Job Description:
We are seeking a skilled and motivated Data Engineer with 8+ years of experience to join our team. The ideal candidate should have hands-on experience in data engineering using Databricks, with a strong focus on developing, maintaining, and optimizing large-scale data pipelines and solutions. You will work closely with cross-functional teams to deliver high-quality data solutions aligned with business requirements.
Key Responsibilities:
Design, develop, and maintain data pipelines using Databricks and Apache Spark
Perform ETL on structured and unstructured data into the Databricks platform
Optimize data pipelines for performance and scalability
Collaborate with data analysts and data scientists to gather and understand data requirements
Implement data quality checks and monitoring processes
Troubleshoot and resolve data pipeline and processing issues
Stay updated with modern data engineering tools, technologies, and best practices
Participate in code reviews and maintain proper documentation
Required Skills and Experience:
Bachelor’s degree in Computer Science, Data Science, Engineering, or a related field
8+ years of experience in data engineering or related domain
Strong proficiency in Python or Scala
Hands-on experience with Databricks and Apache Spark
Strong knowledge of SQL and data warehousing concepts
Experience working with cloud platforms (AWS, Azure, or GCP)

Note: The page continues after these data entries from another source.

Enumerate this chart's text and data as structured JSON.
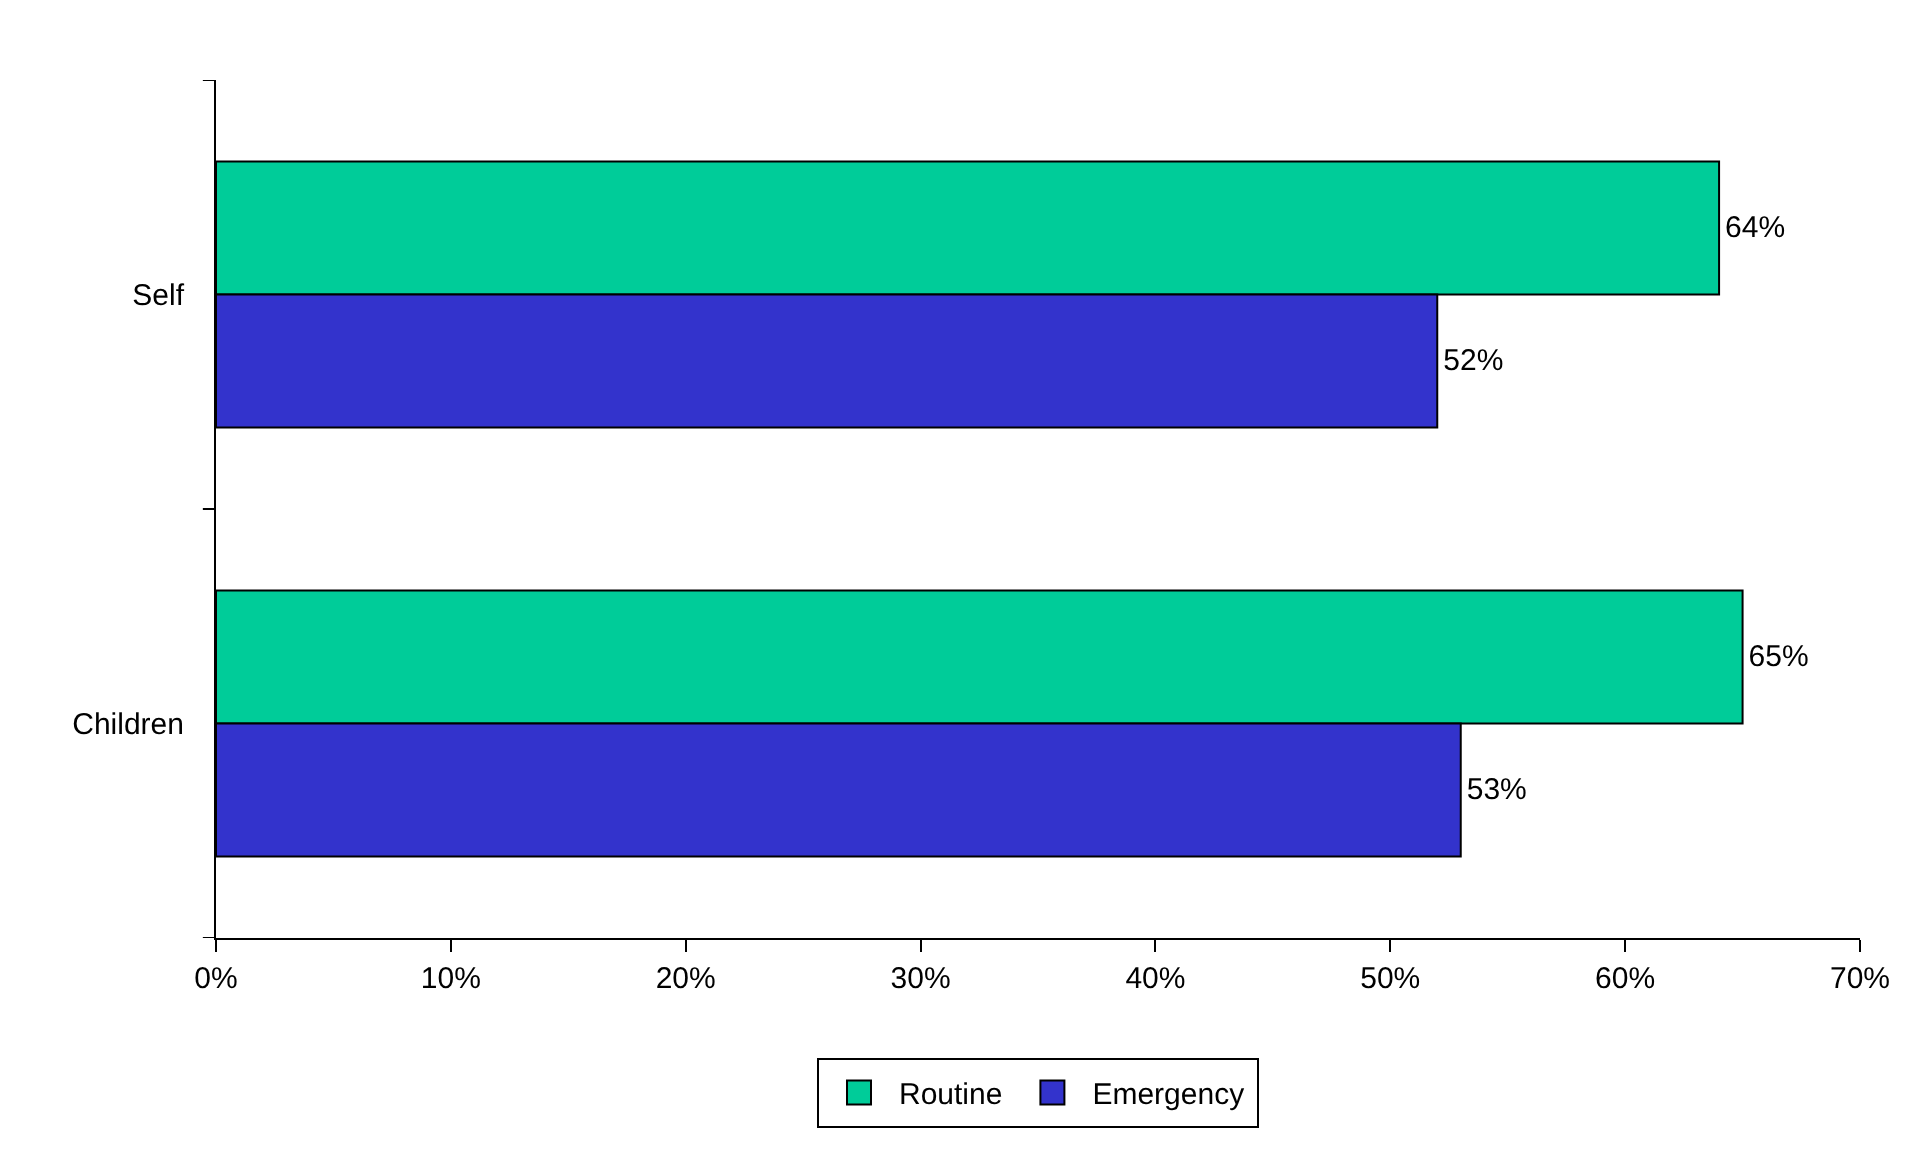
{
  "chart_data": {
    "type": "bar",
    "orientation": "horizontal",
    "categories": [
      "Self",
      "Children"
    ],
    "series": [
      {
        "name": "Routine",
        "color": "#00cc99",
        "values": [
          64,
          65
        ],
        "value_labels": [
          "64%",
          "65%"
        ]
      },
      {
        "name": "Emergency",
        "color": "#3333cc",
        "values": [
          52,
          53
        ],
        "value_labels": [
          "52%",
          "53%"
        ]
      }
    ],
    "xlim": [
      0,
      70
    ],
    "xticks": [
      {
        "value": 0,
        "label": "0%"
      },
      {
        "value": 10,
        "label": "10%"
      },
      {
        "value": 20,
        "label": "20%"
      },
      {
        "value": 30,
        "label": "30%"
      },
      {
        "value": 40,
        "label": "40%"
      },
      {
        "value": 50,
        "label": "50%"
      },
      {
        "value": 60,
        "label": "60%"
      },
      {
        "value": 70,
        "label": "70%"
      }
    ],
    "grid": false,
    "legend": "bottom"
  }
}
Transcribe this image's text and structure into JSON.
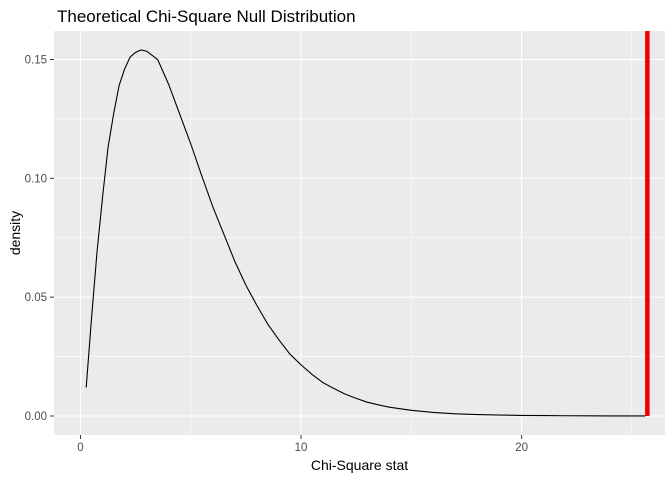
{
  "chart_data": {
    "type": "line",
    "title": "Theoretical Chi-Square Null Distribution",
    "xlabel": "Chi-Square stat",
    "ylabel": "density",
    "xlim": [
      -1.2,
      26.5
    ],
    "ylim": [
      -0.008,
      0.162
    ],
    "x_ticks": [
      0,
      10,
      20
    ],
    "x_tick_labels": [
      "0",
      "10",
      "20"
    ],
    "y_ticks": [
      0.0,
      0.05,
      0.1,
      0.15
    ],
    "y_tick_labels": [
      "0.00",
      "0.05",
      "0.10",
      "0.15"
    ],
    "grid": true,
    "legend": "none",
    "series": [
      {
        "x": [
          0.26,
          0.5,
          0.75,
          1.0,
          1.25,
          1.5,
          1.75,
          2.0,
          2.25,
          2.5,
          2.75,
          3.0,
          3.5,
          4.0,
          4.5,
          5.0,
          5.5,
          6.0,
          6.5,
          7.0,
          7.5,
          8.0,
          8.5,
          9.0,
          9.5,
          10.0,
          10.5,
          11.0,
          11.5,
          12.0,
          12.5,
          13.0,
          13.5,
          14.0,
          15.0,
          16.0,
          17.0,
          18.0,
          19.0,
          20.0,
          21.0,
          22.0,
          23.0,
          24.0,
          25.0,
          25.6
        ],
        "y": [
          0.012,
          0.041,
          0.069,
          0.092,
          0.113,
          0.127,
          0.139,
          0.146,
          0.151,
          0.153,
          0.154,
          0.1535,
          0.15,
          0.1395,
          0.127,
          0.1145,
          0.101,
          0.088,
          0.0765,
          0.065,
          0.055,
          0.0465,
          0.0385,
          0.032,
          0.026,
          0.0215,
          0.0175,
          0.014,
          0.0115,
          0.0092,
          0.0074,
          0.0058,
          0.0047,
          0.0037,
          0.0024,
          0.0015,
          0.0009,
          0.0006,
          0.0004,
          0.00025,
          0.00016,
          0.0001,
          6e-05,
          4e-05,
          2e-05,
          1e-05
        ],
        "color": "#000000"
      }
    ],
    "vline": {
      "x": 25.7,
      "color": "#ee0000"
    },
    "panel_color": "#ebebeb",
    "grid_color": "#ffffff"
  }
}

Good understanding of data modeling and data warehousing principles
Strong problem-solving and analytical skills
Excellent communication and teamwork skills
Exposure to CI/CD practices in Databricks
Basic understanding of machine learning lifecycle and model deployment
Experience with orchestration tools such as Apache Airflow
Bonus Skills:
Additional experience with CI/CD in Databricks
Knowledge of machine learning lifecycle
Hands-on experience with Apache Airflow